How does Bedouin society regard divorced women? Literature indicates that divorce affects a man’s social status less than it does for women. Men may even betroth themselves to another woman on the very same day of divorce, while the woman is required to wait forty days before she can remarry. Stigma is often attached to a woman’s second marriage as she is already experienced in sexual intercourse, and may thus be seen as defying Bedouin codes of conduct. This observation is congruent with the previously discussed emphasis on modesty (hasham) and honour (ird).

However, it is important not to over-state this gender inequality in divorce as literature still offers some contradictory viewpoints on this matter. There exist works claiming that divorce and remarriage carry little social stigma for a woman. According to scholar Alan Koehane, “Depending on the reasons for her dissatisfaction, (a woman’s) family may or may not side with her, but they have to respect her decision (of escaping from her marriage). Her husband, too, will soon have to agree to a divorce”. Koehane also believes that both men and women can remarry without any damage to their reputation.

Whether or not divorce entails social stigma for women, the fact remains that divorced women often suffer emotionally. If they remarry, they may be restricted to being a man’s second or third wife, something which is further emotionally draining.

But, things are now changing with an increasing number of Bedouin women getting highly educated. This creates problems in finding a suitable match within the community for remarriage. As a result, more women are opting to remain single or divorced despite the apparent stigma attached to it.

Bedouin marriage from an economic and social perspective
Bedouin marriage is not simply between the man and the woman, it is rife with underlying economic and social aims. Marriage establishes connections between two Bedouin families. It is not uncommon for Bedouin parents to arrange marriages for their children. According to Bedouin Law, a man that does not agree with the choice of spouse for his daughter, sister or cousin has the power to stop the wedding. Thus, romantic love is seen as a feeble basis for marriage. Instead, criteria for marriage include:
  • Character
  • Reputation (very important from a social standpoint, as marrying into a family of high reputation can increase a family’s social standing)
  • Economic status of prospective in-laws.
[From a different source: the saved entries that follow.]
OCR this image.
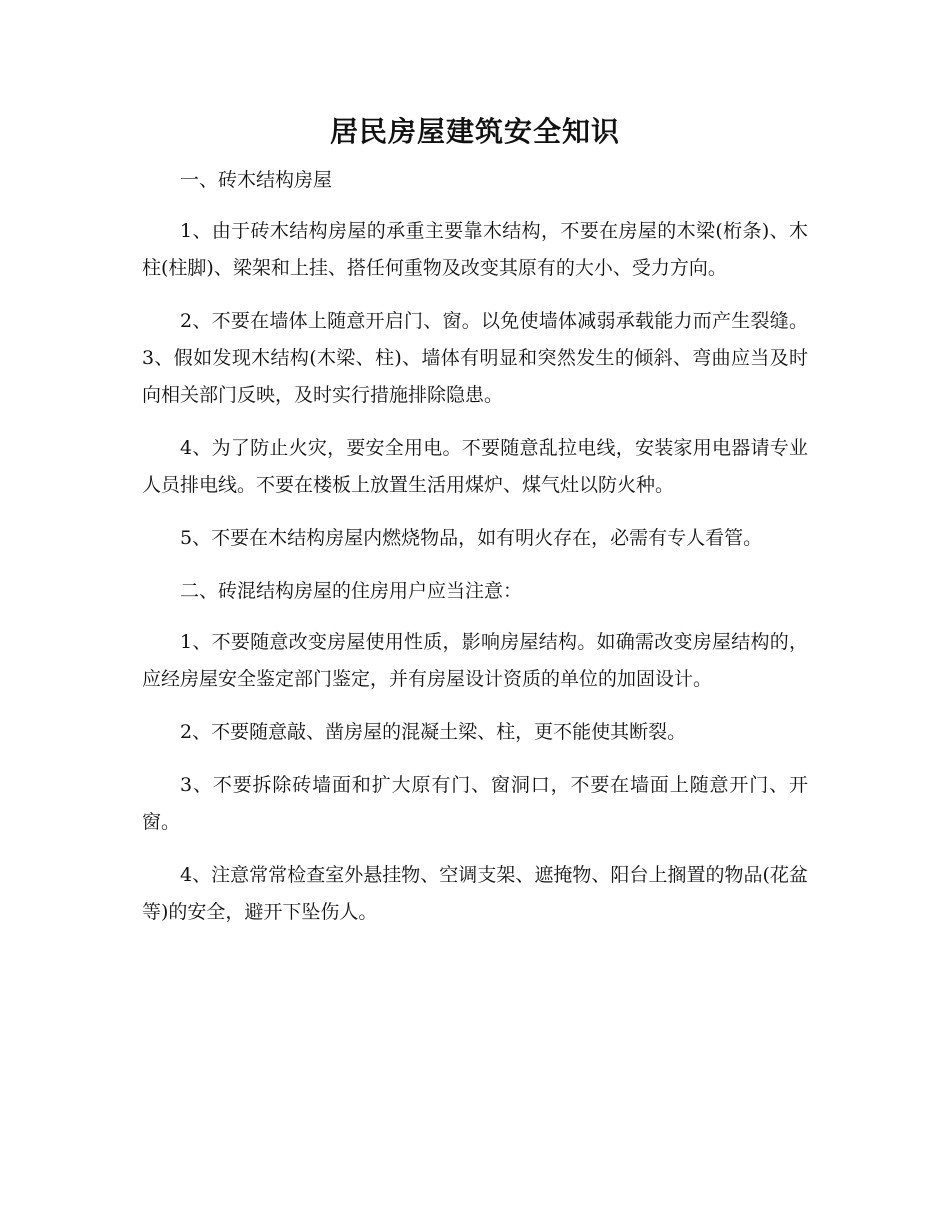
居民房屋建筑安全知识

一、砖木结构房屋

1、由于砖木结构房屋的承重主要靠木结构，不要在房屋的木梁(桁条)、木柱(柱脚)、梁架和上挂、搭任何重物及改变其原有的大小、受力方向。

2、不要在墙体上随意开启门、窗。以免使墙体减弱承载能力而产生裂缝。3、假如发现木结构(木梁、柱)、墙体有明显和突然发生的倾斜、弯曲应当及时向相关部门反映，及时实行措施排除隐患。

4、为了防止火灾，要安全用电。不要随意乱拉电线，安装家用电器请专业人员排电线。不要在楼板上放置生活用煤炉、煤气灶以防火种。

5、不要在木结构房屋内燃烧物品，如有明火存在，必需有专人看管。

二、砖混结构房屋的住房用户应当注意：

1、不要随意改变房屋使用性质，影响房屋结构。如确需改变房屋结构的，应经房屋安全鉴定部门鉴定，并有房屋设计资质的单位的加固设计。

2、不要随意敲、凿房屋的混凝土梁、柱，更不能使其断裂。

3、不要拆除砖墙面和扩大原有门、窗洞口，不要在墙面上随意开门、开窗。

4、注意常常检查室外悬挂物、空调支架、遮掩物、阳台上搁置的物品(花盆等)的安全，避开下坠伤人。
Thus, Bedouin marriage criteria focus more on the social and the economic than the individual. Even the practices we discussed earlier – endogamy and polygamy have economic and social functions for the Bedouins. According to Islamic law, marriage involves a bride-price, also known as Mahr. This is an amount that the groom’s family must pay to the bride’s guardian (father) to cover purchases such as clothing and jewellery. Mahr is seen as a form of economic security for the bride in the event of a mishap. As noted earlier, men and women usually do not socialize with each other – except during wedding ceremonies. Thus, weddings – usually huge affairs involving dance and song – have important social functions for the Bedouins.

The Bedouins' Marriage Practices - Anthropology & the Human Condition
Figure 7: The gathering of Bedouin men in Jordan

This gathering of Bedouin men in the absence of women is an example of the gender segregation that exists in Bedouin society. Weddings, then, are a common ground for both sexes to meet, and sometimes even serve as an opportunity for both Bedouin men and women to find love. Post-marriage, the newly formed nuclear family tends to remain within the larger domestic unit until it is economically stable enough to survive on its own.

Connecting the dots...
We hope to have given you an unbiased understanding of Bedouin marriage. Marriage among the Bedouins is affected by myriad internal and external factors. Internal beliefs have led to the commonality of practices such as endogamy, polygamy (polygyny, in particular) and the value placed on modesty and chastity. But these practices and values are also influenced by overarching social and economic factors. Lastly, studying divorce is as important as analyzing marriage, and we hope to have painted a holistic picture of Bedouin divorce - from the perspectives of both the men and the women.